O imperialismo age conforme linhas de tendência multirregionais coordenadas entre si, segundo um único plano sistematicamente programado. O golpe brasileiro de 1964 foi o ensaio geral de uma modalidade de reconquista da América Latina, estudada nos mínimos detalhes, que seria reproduzida com eficiência nos 15 anos seguintes. Separar as tentativas de desestabilização no território entre a Síria e o Irã das operações semelhantes ocorridas na Ucrânia, China, Venezuela e Brasil significa encorajar a operação com a qual desde sempre se particulariza e fragmenta a representação do real justamente para não fazer com que percebam o sentido geral dos acontecimentos. Exatamente nisso consiste a função política da ideologia dominante, que explica a luta exasperada pelo controle monopolista dos meios encarregados de formar a opinião pública. Nesse sentido, as assim chamadas “revoluções árabes” reproduziram o esquema clássico das “revoluções laranjas”, com o fim de conquistar os países do Leste Europeu pela Otan nos anos 1990. Isso não significa que, tanto nas primeiras quanto nas segundas, não existiriam instâncias reais e formas de participação consciente, mas que os elementos de não direção prevaleceram sobre as exigências espontaneamente ocorridas no terreno das lutas locais, delas se apoderando e utilizando-as para outros fins. Esse esquema recentemente, além das primaveras árabes, forneceu eficazes demonstrações práticas no Brasil, na Venezuela e na Ucrânia, mas falhou miseravelmente na China e na Rússia.

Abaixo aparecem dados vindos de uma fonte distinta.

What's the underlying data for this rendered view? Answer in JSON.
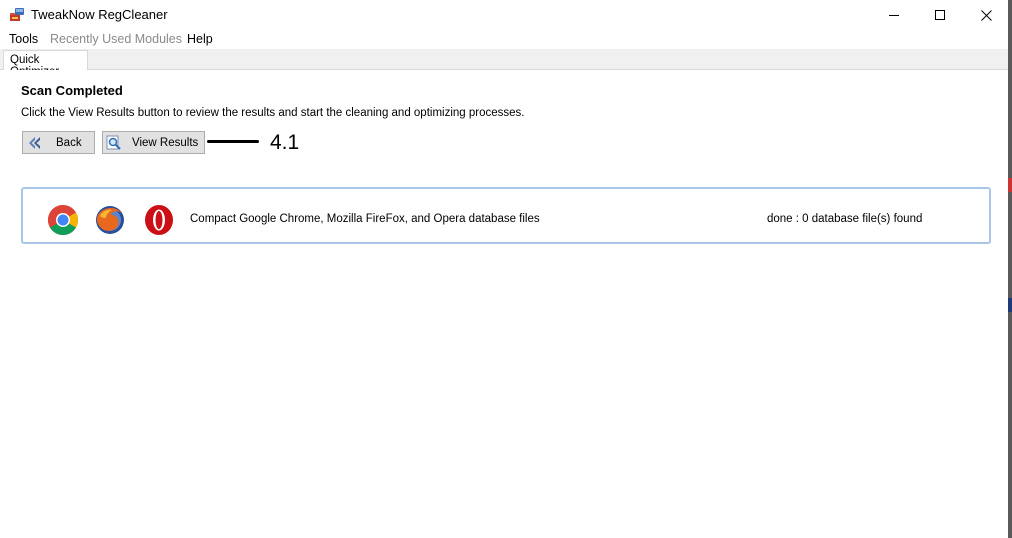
{
  "window": {
    "title": "TweakNow RegCleaner",
    "icon": "regcleaner-app-icon"
  },
  "menu": {
    "items": [
      "Tools",
      "Recently Used Modules",
      "Help"
    ]
  },
  "tabs": [
    {
      "label": "Quick Optimizer",
      "active": true
    }
  ],
  "main": {
    "heading": "Scan Completed",
    "description": "Click the View Results button to review the results and start the cleaning and optimizing processes.",
    "buttons": {
      "back": {
        "label": "Back",
        "icon": "back-arrow-icon"
      },
      "view_results": {
        "label": "View Results",
        "icon": "magnifier-icon"
      }
    },
    "annotation": "4.1"
  },
  "result": {
    "icons": [
      "chrome-icon",
      "firefox-icon",
      "opera-icon"
    ],
    "description": "Compact Google Chrome, Mozilla FireFox, and Opera database files",
    "status": "done : 0 database file(s) found"
  },
  "colors": {
    "panel_border": "#a9c6e8",
    "button_face": "#e1e1e1",
    "disabled_menu": "#8a8a8a"
  }
}
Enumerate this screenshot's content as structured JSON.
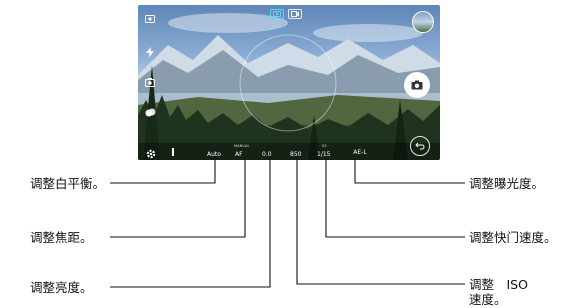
{
  "camera": {
    "params": {
      "white_balance": "Auto",
      "focus": "AF",
      "brightness": "0.0",
      "iso": "850",
      "shutter": "1/15",
      "ae_lock": "AE-L"
    },
    "param_headers": {
      "focus": "MANUAL",
      "shutter": "SS"
    }
  },
  "callouts": {
    "white_balance": "调整白平衡。",
    "focus": "调整焦距。",
    "brightness": "调整亮度。",
    "exposure": "调整曝光度。",
    "shutter_speed": "调整快门速度。",
    "iso_line1": "调整　ISO",
    "iso_line2": "速度。"
  },
  "icons": {
    "top_left": "camera-switch-icon",
    "flash": "flash-icon",
    "mode": "camera-mode-icon",
    "filter": "filter-icon",
    "settings": "gear-icon",
    "shutter": "camera-shutter-icon",
    "back": "back-arrow-icon"
  },
  "colors": {
    "line": "#111111",
    "active_tab": "#5cd6ff"
  }
}
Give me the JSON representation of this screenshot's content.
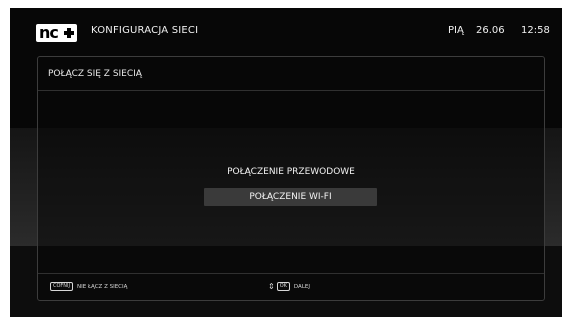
{
  "header": {
    "logo_text": "nc",
    "title": "KONFIGURACJA SIECI",
    "day": "PIĄ",
    "date": "26.06",
    "time": "12:58"
  },
  "panel": {
    "title": "POŁĄCZ SIĘ Z SIECIĄ",
    "options": [
      {
        "label": "POŁĄCZENIE PRZEWODOWE",
        "selected": false
      },
      {
        "label": "POŁĄCZENIE WI-FI",
        "selected": true
      }
    ]
  },
  "footer": {
    "back_key": "COFNIJ",
    "back_label": "NIE ŁĄCZ Z SIECIĄ",
    "ok_key": "OK",
    "ok_label": "DALEJ",
    "updown_glyph": "⇕"
  },
  "icons": {
    "logo": "nc-plus-logo",
    "updown": "up-down-arrows-icon"
  },
  "colors": {
    "background": "#070707",
    "text": "#f0f0f0",
    "highlight": "#3a3a3a"
  }
}
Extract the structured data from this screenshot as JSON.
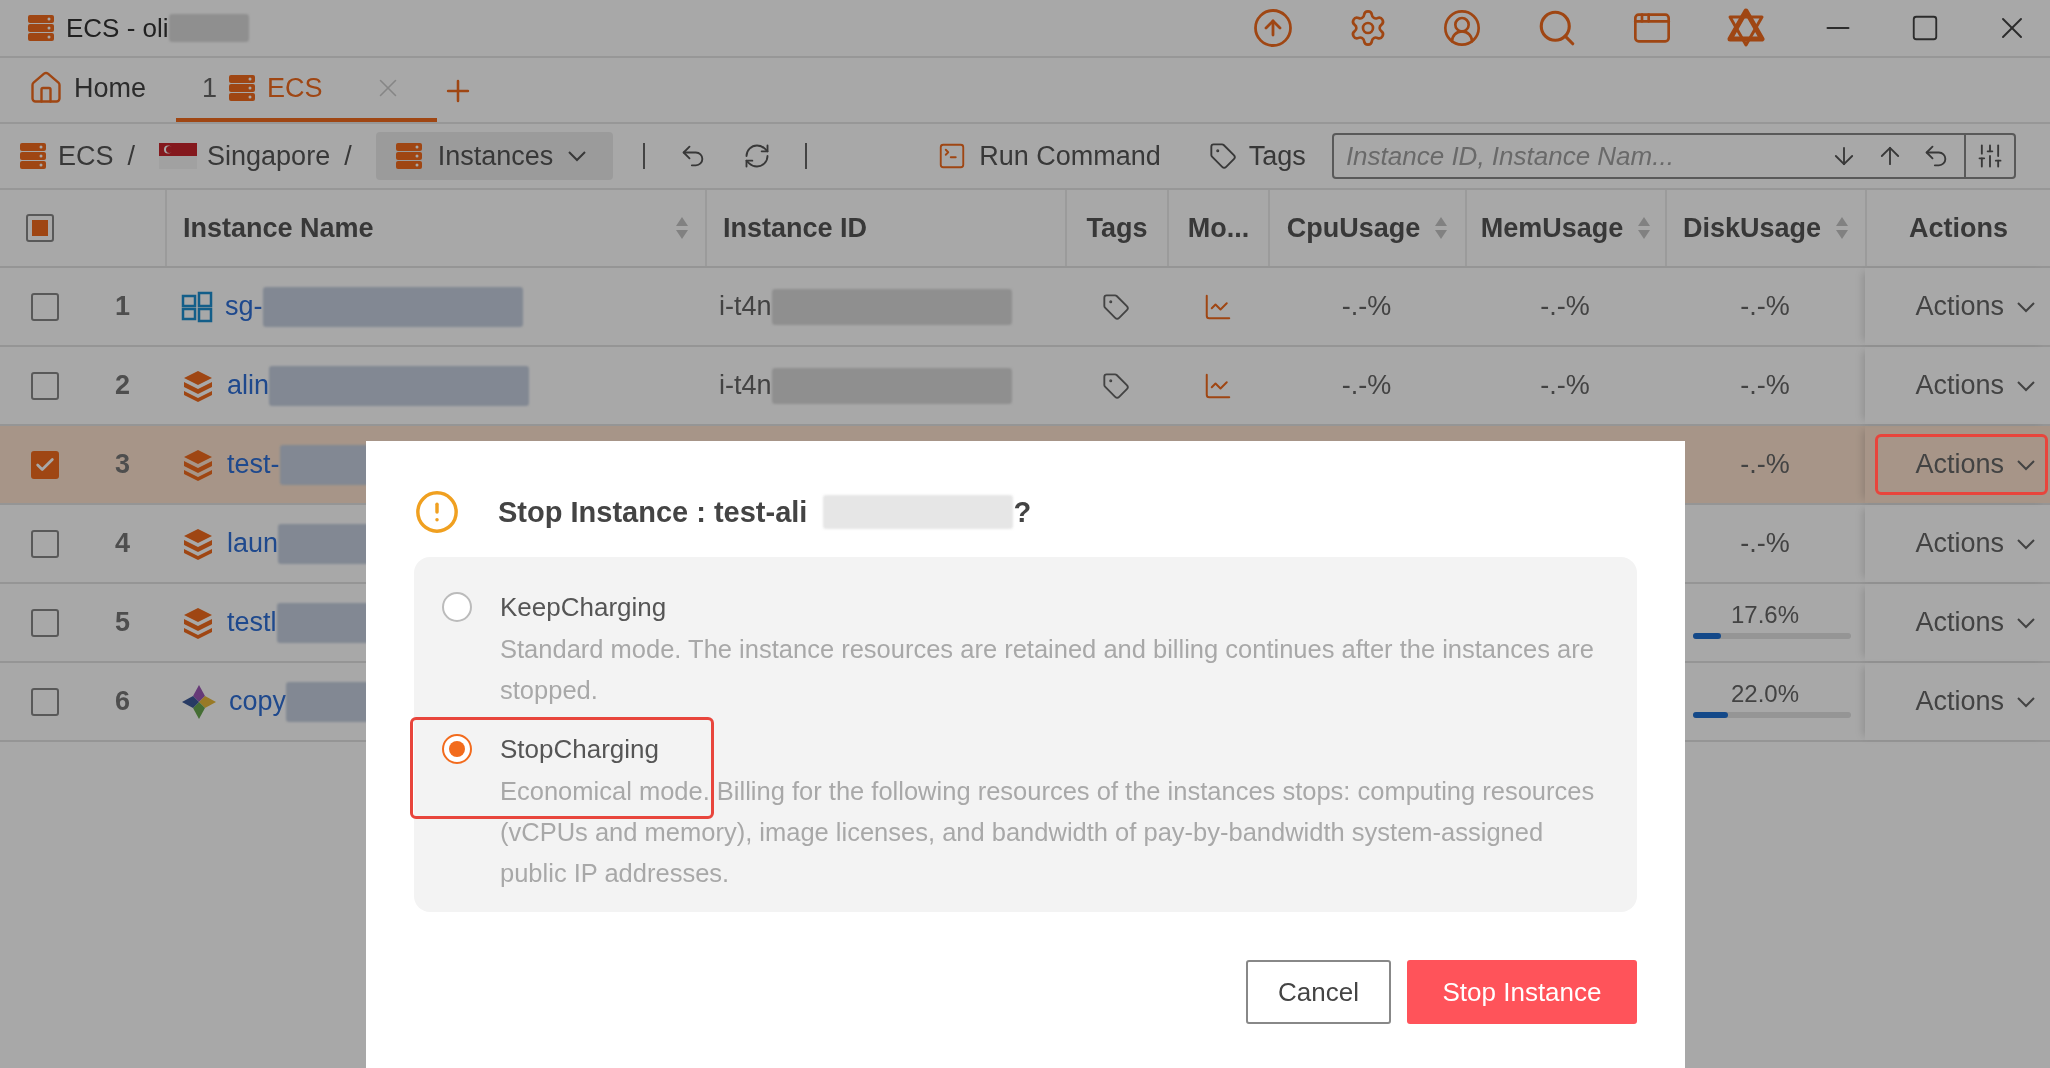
{
  "window": {
    "title": "ECS - oli"
  },
  "tabs": [
    {
      "kind": "home",
      "label": "Home",
      "selected": false
    },
    {
      "kind": "service",
      "count": "1",
      "label": "ECS",
      "selected": true
    }
  ],
  "breadcrumb": [
    {
      "kind": "service",
      "label": "ECS",
      "separator": "/"
    },
    {
      "kind": "region",
      "label": "Singapore",
      "separator": "/"
    }
  ],
  "view_dropdown": {
    "label": "Instances"
  },
  "toolbar": {
    "run_command": "Run Command",
    "tags": "Tags",
    "search": {
      "placeholder": "Instance ID, Instance Nam..."
    }
  },
  "table": {
    "header_checkbox": {
      "indeterminate": true
    },
    "columns": [
      {
        "label": "Instance Name",
        "sortable": true
      },
      {
        "label": "Instance ID",
        "sortable": false
      },
      {
        "label": "Tags",
        "sortable": false
      },
      {
        "label": "Mo...",
        "sortable": false
      },
      {
        "label": "CpuUsage",
        "sortable": true
      },
      {
        "label": "MemUsage",
        "sortable": true
      },
      {
        "label": "DiskUsage",
        "sortable": true
      },
      {
        "label": "Actions",
        "sortable": false
      }
    ],
    "rows": [
      {
        "index": "1",
        "selected": false,
        "kind": "grid",
        "name": "sg-",
        "instance_id": "i-t4n",
        "cpu": "-.-%",
        "mem": "-.-%",
        "disk": {
          "text": "-.-%"
        },
        "action": "Actions",
        "highlighted": false
      },
      {
        "index": "2",
        "selected": false,
        "kind": "box",
        "name": "alin",
        "instance_id": "i-t4n",
        "cpu": "-.-%",
        "mem": "-.-%",
        "disk": {
          "text": "-.-%"
        },
        "action": "Actions",
        "highlighted": false
      },
      {
        "index": "3",
        "selected": true,
        "kind": "box",
        "name": "test-",
        "disk": {
          "text": "-.-%"
        },
        "action": "Actions",
        "highlighted": true
      },
      {
        "index": "4",
        "selected": false,
        "kind": "box",
        "name": "laun",
        "disk": {
          "text": "-.-%"
        },
        "action": "Actions",
        "highlighted": false
      },
      {
        "index": "5",
        "selected": false,
        "kind": "box",
        "name": "testl",
        "disk": {
          "text": "17.6%",
          "level": 0.176
        },
        "action": "Actions",
        "highlighted": false
      },
      {
        "index": "6",
        "selected": false,
        "kind": "pinwheel",
        "name": "copy",
        "disk": {
          "text": "22.0%",
          "level": 0.22
        },
        "action": "Actions",
        "highlighted": false
      }
    ]
  },
  "dialog": {
    "title": "Stop Instance : test-ali",
    "title_end": "?",
    "options": [
      {
        "label": "KeepCharging",
        "description": "Standard mode. The instance resources are retained and billing continues after the instances are stopped.",
        "selected": false,
        "highlighted": false
      },
      {
        "label": "StopCharging",
        "description": "Economical mode. Billing for the following resources of the instances stops: computing resources (vCPUs and memory), image licenses, and bandwidth of pay-by-bandwidth system-assigned public IP addresses.",
        "selected": true,
        "highlighted": true
      }
    ],
    "buttons": [
      {
        "kind": "secondary",
        "label": "Cancel"
      },
      {
        "kind": "primary",
        "label": "Stop Instance"
      }
    ]
  }
}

Concluindo, penso que ter retirado o imperialismo, dentre as categorias úteis para se compreender a política internacional na atualidade, seja um grande erro e um favor feito às pretensões de domínio das potências imperialistas. 

* Gianni Fresu é professor de Filosofia Política na Universidade Federal de Uberlândia e autor do livro Lênin leitor de Marx, publicado pela Fundação Maurício Grabois e Editora Anita Garibaldi.  

Tradução de Maria Lucília Ruy.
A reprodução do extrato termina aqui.